526.2
Ambivalent Transnationalism. Understanding the Long Distance Engagements of Hometown Organisations

Tuesday, July 15, 2014: 10:45 AM
Room: 315
Oral Presentation
Thomas LACROIX , Geography, CNRS, Migrinter, University of Poitiers, Poitiers, France
Collective remittances undertaken by hometown organisations for the benefit of their origin area is a well-known illustration of migrant transnationalism. This paper unravels the rationale for these hometowners to engage (or dis-engage) into long distance development practices. The latest evolutions of transnational theory focuses on the spatial extensions of transnationalism embedded into neo-liberal globalization but fails to address the micro level drivers of transnational engagement. It is contended that a revised conception of structure and agency approach to transnational phenomena is likely to shed a new light on actors’ transnational engagements and on the role of transnational social institutions such as hometown organisations. This S/A approach presented in this paper draws on ambivalence theory as well as Habermas communicative action theory. The paper also argues that such an approach would open the possibility to open a cross fertilizing dialogue between transnational theory, migration theory and general social theory.

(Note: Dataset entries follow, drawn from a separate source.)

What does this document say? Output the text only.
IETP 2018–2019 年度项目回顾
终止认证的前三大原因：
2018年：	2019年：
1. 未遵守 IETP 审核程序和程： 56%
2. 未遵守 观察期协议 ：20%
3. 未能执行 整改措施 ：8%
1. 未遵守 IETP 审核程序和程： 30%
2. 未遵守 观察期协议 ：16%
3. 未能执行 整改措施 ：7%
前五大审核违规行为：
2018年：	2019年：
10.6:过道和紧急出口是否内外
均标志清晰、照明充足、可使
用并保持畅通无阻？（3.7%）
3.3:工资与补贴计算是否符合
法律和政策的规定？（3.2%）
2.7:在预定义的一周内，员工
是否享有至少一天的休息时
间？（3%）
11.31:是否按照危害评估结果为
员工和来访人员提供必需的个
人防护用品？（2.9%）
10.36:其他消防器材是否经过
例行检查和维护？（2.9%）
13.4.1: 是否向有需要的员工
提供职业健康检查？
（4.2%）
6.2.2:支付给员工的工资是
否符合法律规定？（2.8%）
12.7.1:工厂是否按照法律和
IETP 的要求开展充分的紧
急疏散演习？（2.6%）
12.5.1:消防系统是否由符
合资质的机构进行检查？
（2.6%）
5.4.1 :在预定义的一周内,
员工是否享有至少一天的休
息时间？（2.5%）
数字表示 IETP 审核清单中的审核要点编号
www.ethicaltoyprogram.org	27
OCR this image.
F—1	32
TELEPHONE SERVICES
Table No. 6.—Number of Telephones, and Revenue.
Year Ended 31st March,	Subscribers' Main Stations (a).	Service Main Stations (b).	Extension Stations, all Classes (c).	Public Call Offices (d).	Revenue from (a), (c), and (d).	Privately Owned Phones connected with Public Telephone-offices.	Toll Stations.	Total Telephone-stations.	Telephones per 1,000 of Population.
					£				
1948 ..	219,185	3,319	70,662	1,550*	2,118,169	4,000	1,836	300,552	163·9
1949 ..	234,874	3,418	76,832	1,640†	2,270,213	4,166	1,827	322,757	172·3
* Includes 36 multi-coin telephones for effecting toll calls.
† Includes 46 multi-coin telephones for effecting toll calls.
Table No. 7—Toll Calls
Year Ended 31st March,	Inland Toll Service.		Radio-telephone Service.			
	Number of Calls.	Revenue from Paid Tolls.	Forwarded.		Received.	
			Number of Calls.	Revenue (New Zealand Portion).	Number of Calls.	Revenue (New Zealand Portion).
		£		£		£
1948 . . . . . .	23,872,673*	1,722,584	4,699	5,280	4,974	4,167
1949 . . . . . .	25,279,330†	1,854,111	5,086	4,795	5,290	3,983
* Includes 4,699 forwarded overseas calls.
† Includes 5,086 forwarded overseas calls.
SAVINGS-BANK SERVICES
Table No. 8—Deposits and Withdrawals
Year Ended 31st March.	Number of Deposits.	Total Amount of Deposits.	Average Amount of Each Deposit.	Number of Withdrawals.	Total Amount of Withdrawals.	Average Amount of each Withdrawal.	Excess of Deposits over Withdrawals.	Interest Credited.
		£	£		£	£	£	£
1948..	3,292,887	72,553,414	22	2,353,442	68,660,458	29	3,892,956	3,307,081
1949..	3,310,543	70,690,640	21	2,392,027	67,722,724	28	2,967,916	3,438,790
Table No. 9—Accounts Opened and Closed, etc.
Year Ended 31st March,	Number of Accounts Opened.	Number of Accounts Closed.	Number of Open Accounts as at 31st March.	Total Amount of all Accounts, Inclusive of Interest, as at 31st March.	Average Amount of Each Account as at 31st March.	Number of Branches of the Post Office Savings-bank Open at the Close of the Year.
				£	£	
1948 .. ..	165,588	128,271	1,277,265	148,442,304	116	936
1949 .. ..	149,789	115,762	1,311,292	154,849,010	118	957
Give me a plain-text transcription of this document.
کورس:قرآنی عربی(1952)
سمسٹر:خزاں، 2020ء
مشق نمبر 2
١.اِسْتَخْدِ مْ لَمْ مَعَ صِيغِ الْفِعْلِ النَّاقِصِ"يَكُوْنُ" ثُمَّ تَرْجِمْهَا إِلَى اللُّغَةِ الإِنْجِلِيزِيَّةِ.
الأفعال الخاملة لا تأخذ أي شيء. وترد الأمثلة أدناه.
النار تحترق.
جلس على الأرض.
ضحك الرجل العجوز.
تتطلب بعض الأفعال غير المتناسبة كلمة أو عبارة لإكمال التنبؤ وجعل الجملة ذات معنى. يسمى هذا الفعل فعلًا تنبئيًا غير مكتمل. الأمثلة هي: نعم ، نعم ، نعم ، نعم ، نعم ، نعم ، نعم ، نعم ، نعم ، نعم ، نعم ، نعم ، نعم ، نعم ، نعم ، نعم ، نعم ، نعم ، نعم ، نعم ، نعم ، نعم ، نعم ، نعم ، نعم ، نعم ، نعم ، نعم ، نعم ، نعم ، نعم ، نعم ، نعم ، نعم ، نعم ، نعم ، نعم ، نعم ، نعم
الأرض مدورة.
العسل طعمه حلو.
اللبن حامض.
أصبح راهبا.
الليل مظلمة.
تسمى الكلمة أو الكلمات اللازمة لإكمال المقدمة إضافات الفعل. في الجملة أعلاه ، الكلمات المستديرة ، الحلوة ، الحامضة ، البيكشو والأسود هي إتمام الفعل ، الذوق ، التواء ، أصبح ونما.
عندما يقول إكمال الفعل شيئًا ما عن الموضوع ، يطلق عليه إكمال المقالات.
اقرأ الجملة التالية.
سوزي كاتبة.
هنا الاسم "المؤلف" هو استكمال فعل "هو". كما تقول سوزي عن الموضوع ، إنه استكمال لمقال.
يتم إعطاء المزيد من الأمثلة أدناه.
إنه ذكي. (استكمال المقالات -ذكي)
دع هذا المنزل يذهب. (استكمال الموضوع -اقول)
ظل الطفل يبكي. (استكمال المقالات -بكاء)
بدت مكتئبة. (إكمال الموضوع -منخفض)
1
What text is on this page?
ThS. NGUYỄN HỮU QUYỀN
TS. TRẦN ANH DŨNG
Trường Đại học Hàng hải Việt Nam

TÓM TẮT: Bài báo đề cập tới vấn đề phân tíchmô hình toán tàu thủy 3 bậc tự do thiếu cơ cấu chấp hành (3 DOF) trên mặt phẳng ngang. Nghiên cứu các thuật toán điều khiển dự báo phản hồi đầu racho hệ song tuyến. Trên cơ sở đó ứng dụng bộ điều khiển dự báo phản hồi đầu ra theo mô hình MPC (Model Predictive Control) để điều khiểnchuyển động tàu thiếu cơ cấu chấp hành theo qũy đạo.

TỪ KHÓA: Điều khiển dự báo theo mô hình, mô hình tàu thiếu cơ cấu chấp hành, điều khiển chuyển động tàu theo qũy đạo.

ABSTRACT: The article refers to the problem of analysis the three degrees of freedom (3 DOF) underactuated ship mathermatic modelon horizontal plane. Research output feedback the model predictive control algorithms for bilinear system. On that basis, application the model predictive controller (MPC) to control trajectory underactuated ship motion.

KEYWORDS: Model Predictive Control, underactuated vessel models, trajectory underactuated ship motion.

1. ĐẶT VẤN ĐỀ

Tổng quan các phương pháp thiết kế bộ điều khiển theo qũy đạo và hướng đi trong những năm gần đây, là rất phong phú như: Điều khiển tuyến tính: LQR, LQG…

The different steps of the demonstration will be illustrated by personal research on hometown organisations in France and the UK. Arguably, integration adds layers migrants’ identity. Their identification with the place of settlement and their new associated obligations undermine their “raison d’être” as a villager. The life experience and socialisation of migrants in alternative social fields enriches their lifeworld with new references and fosters ambivalent perceptions of the world. But, in term, this multi-polarisation questions people sense of belonging. In this context, the latter needs to be constantly re-asserted, re-invented. The surge of engagement into long distance development initiatives observed among hometown organisations is the result of this necessity to reassert “villageness”.